We all deal with grief in different ways. Some who dislike the sight of Tory poll leads deal with them by denying the numbers (Tory pollsters!), some blame the voters (Gulled by The Sun into voting against their own interests!), and others try to argue that Theresa May’s method of winning over voters is unacceptable (She’s turned the Conservative Party into UKIP!). Of a barmy field, the latter is the most sensible – but it’s still founded on a nonsense.
Put briefly, the argument goes like this: yes, she’s doing well in the polls, but she’s done it by turning her party into UKIP.
There is at least a sort of vague attempt at a sliver of a half-basis for this one. In the local elections, there was a clear trend in which UKIP’s vote share collapsed – they lost every seat they were defending – and their former voters split heavily towards the Conservatives.
But is that a sin on May’s part? Success in democratic politics means winning over voters from other parties – it’s ridiculous to talk as though it is unacceptable to gain the support of someone who once voted for a party of which you disapprove. This fallacy leads Corbynites to dismiss the idea of attracting “the wrong sort of voter”, and dooms anyone who indulges in it to electoral failure. For those who spent years bemoaning UKIP’s rise to now criticise May for dismantling the so-called “People’s Army” by winning over its voters to a mainstream party of government is hypocritical at best.
Not only is it absurd to criticise her for this, but the analysis of how she has done it is simply false. The Conservatives have not, on any sensible measure, “become UKIP”.
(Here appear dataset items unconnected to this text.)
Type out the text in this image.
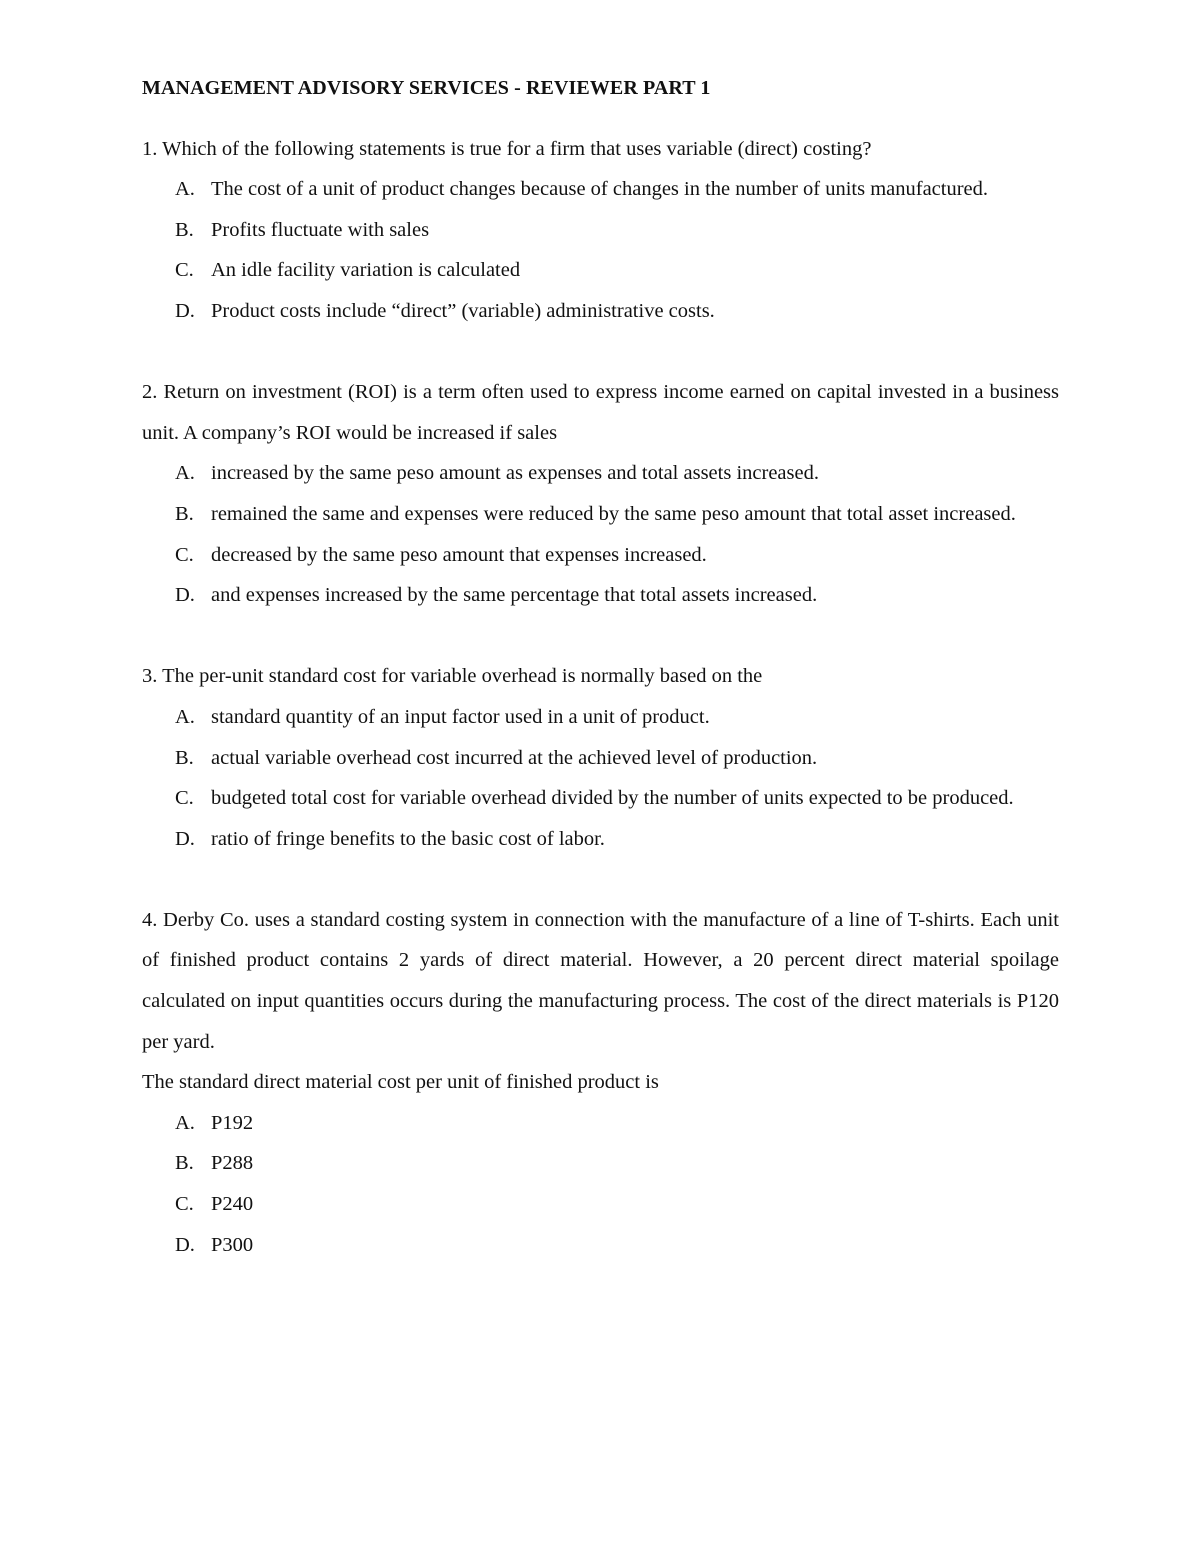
MANAGEMENT ADVISORY SERVICES - REVIEWER PART 1
1. Which of the following statements is true for a firm that uses variable (direct) costing?
A. The cost of a unit of product changes because of changes in the number of units manufactured.
B. Profits fluctuate with sales
C. An idle facility variation is calculated
D. Product costs include “direct” (variable) administrative costs.
2. Return on investment (ROI) is a term often used to express income earned on capital invested in a business unit. A company’s ROI would be increased if sales
A. increased by the same peso amount as expenses and total assets increased.
B. remained the same and expenses were reduced by the same peso amount that total asset increased.
C. decreased by the same peso amount that expenses increased.
D. and expenses increased by the same percentage that total assets increased.
3. The per-unit standard cost for variable overhead is normally based on the
A. standard quantity of an input factor used in a unit of product.
B. actual variable overhead cost incurred at the achieved level of production.
C. budgeted total cost for variable overhead divided by the number of units expected to be produced.
D. ratio of fringe benefits to the basic cost of labor.
4. Derby Co. uses a standard costing system in connection with the manufacture of a line of T-shirts. Each unit of finished product contains 2 yards of direct material. However, a 20 percent direct material spoilage calculated on input quantities occurs during the manufacturing process. The cost of the direct materials is P120 per yard.
The standard direct material cost per unit of finished product is
A. P192
B. P288
C. P240
D. P300
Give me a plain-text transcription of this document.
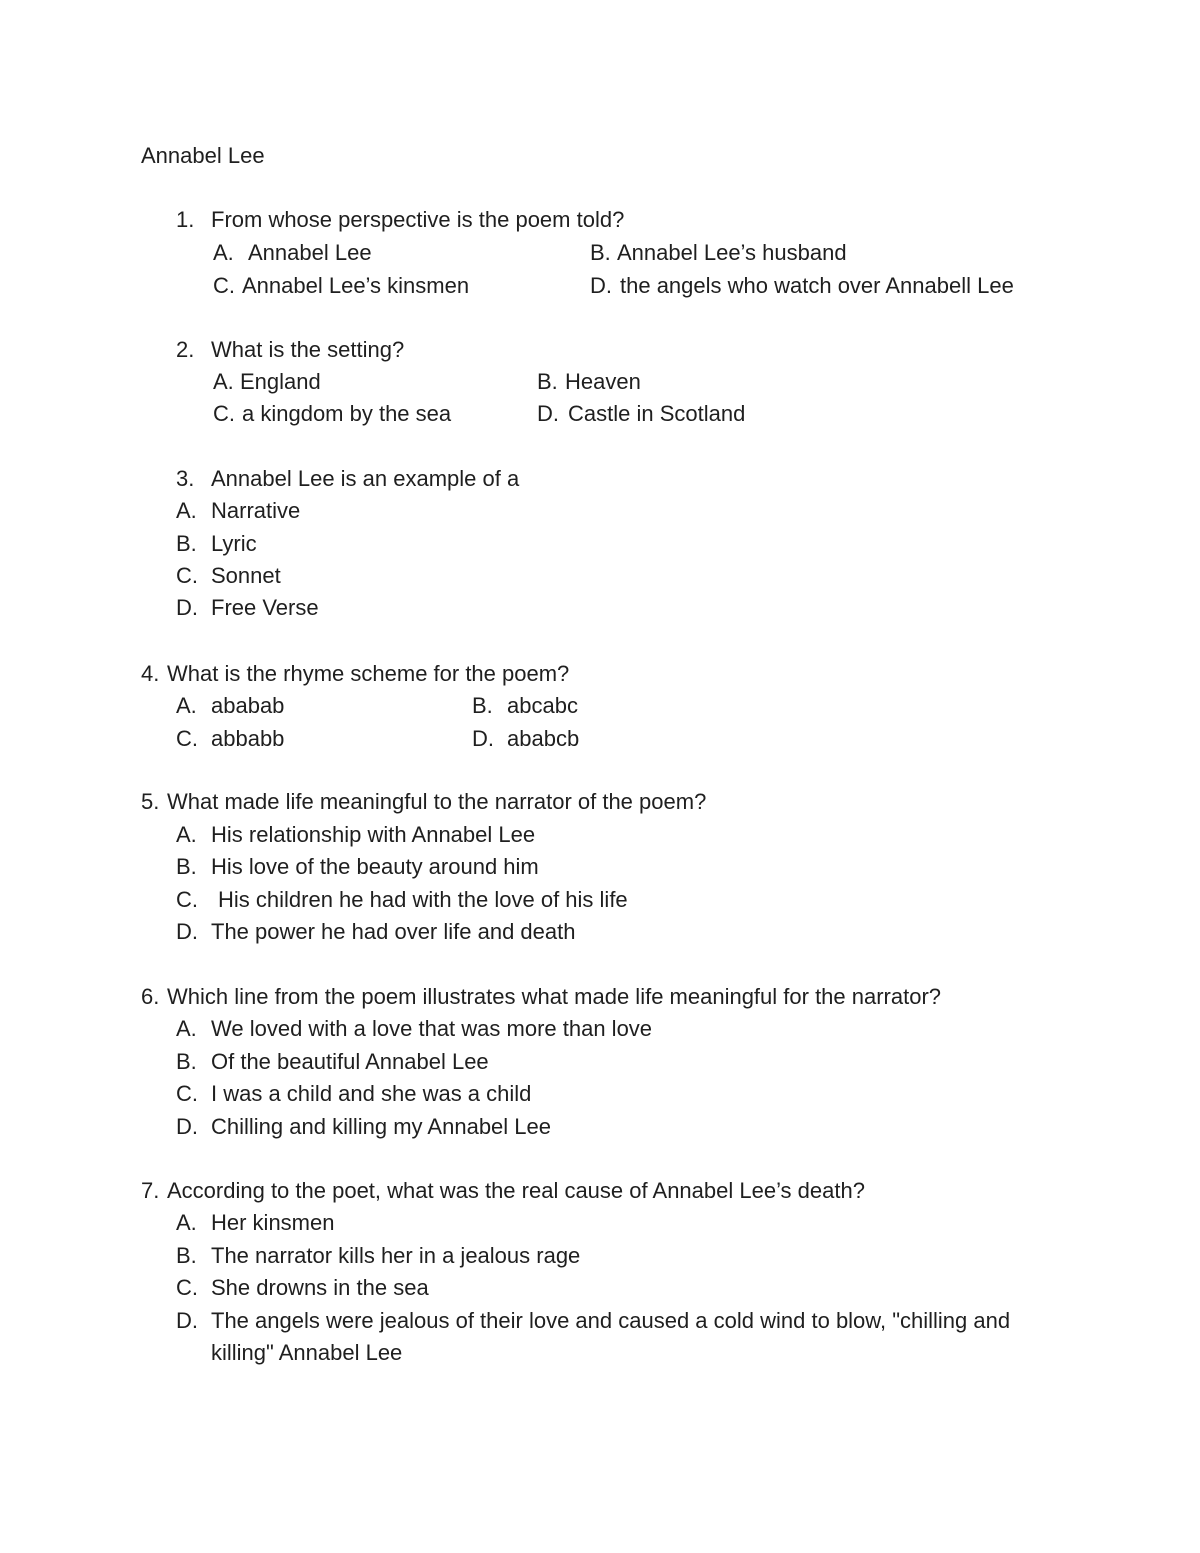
Annabel Lee
1. From whose perspective is the poem told?
A. Annabel Lee	B. Annabel Lee’s husband
C. Annabel Lee’s kinsmen	D. the angels who watch over Annabell Lee
2. What is the setting?
A. England	B. Heaven
C. a kingdom by the sea	D. Castle in Scotland
3. Annabel Lee is an example of a
A. Narrative
B. Lyric
C. Sonnet
D. Free Verse
4. What is the rhyme scheme for the poem?
A. ababab	B. abcabc
C. abbabb	D. ababcb
5. What made life meaningful to the narrator of the poem?
A. His relationship with Annabel Lee
B. His love of the beauty around him
C. His children he had with the love of his life
D. The power he had over life and death
6. Which line from the poem illustrates what made life meaningful for the narrator?
A. We loved with a love that was more than love
B. Of the beautiful Annabel Lee
C. I was a child and she was a child
D. Chilling and killing my Annabel Lee
7. According to the poet, what was the real cause of Annabel Lee’s death?
A. Her kinsmen
B. The narrator kills her in a jealous rage
C. She drowns in the sea
D. The angels were jealous of their love and caused a cold wind to blow, "chilling and killing" Annabel Lee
Yes, May and her Party now support Brexit. But so did 17.4 million voters last June – four times the number who have voted UKIP in any given election. Trying to equate supporting Brexit, or even just accepting the referendum outcome, with somehow being UKIP is an understandable tactic for those who oppose it, but it is baseless. The fact that the Conservatives are winning over new supporters who voted Leave at the same time as retaining their lead among people who voted Remain is a pretty clear sign of that. The Remain campaign found out to their cost that this message didn’t resonate last year – now, it resonates even less.
In only one other respect could anyone even try to claim May’s Conservatism is Sir Nigel Farage in a better jacket: the Conservatives are pledging to reduce immigration to the tens of thousands. But that was also Cameron’s pledge, and nobody thought he was secretly UKIP. Notably, UKIP themselves have always argued that is too high a number.
At the same time, May’s wider agenda clearly isn’t that of the purple ex-peril. She is keeping the aid spending target, a regular focus of UKIP criticism. Today she repeats her commitment to deal with the “burning injustice” that members of ethnic minorities are more likely to be sectioned than white people – at a time when UKIP’s main offer on cohesion and integration is to propose genital inspections for all Muslim schoolgirls. All the while, UKIP continues to criticise her on every issue going.
So no, the Conservatives have not “become UKIP”. Instead, they are doing what major, successful parties do in any democracy – winning over voters from their competitors. They’re doing it in no small part by implementing Brexit, but despite increasingly hysterical rhetoric that is not the same thing as becoming “nasty”, as LBC’s James O’Brien claims, or a “monster”, as Matthew d’Ancona fears in The Guardian. This is simply how democracy works – if the Tories’ opponents don’t like the sight of others doing it, they should do it better themselves.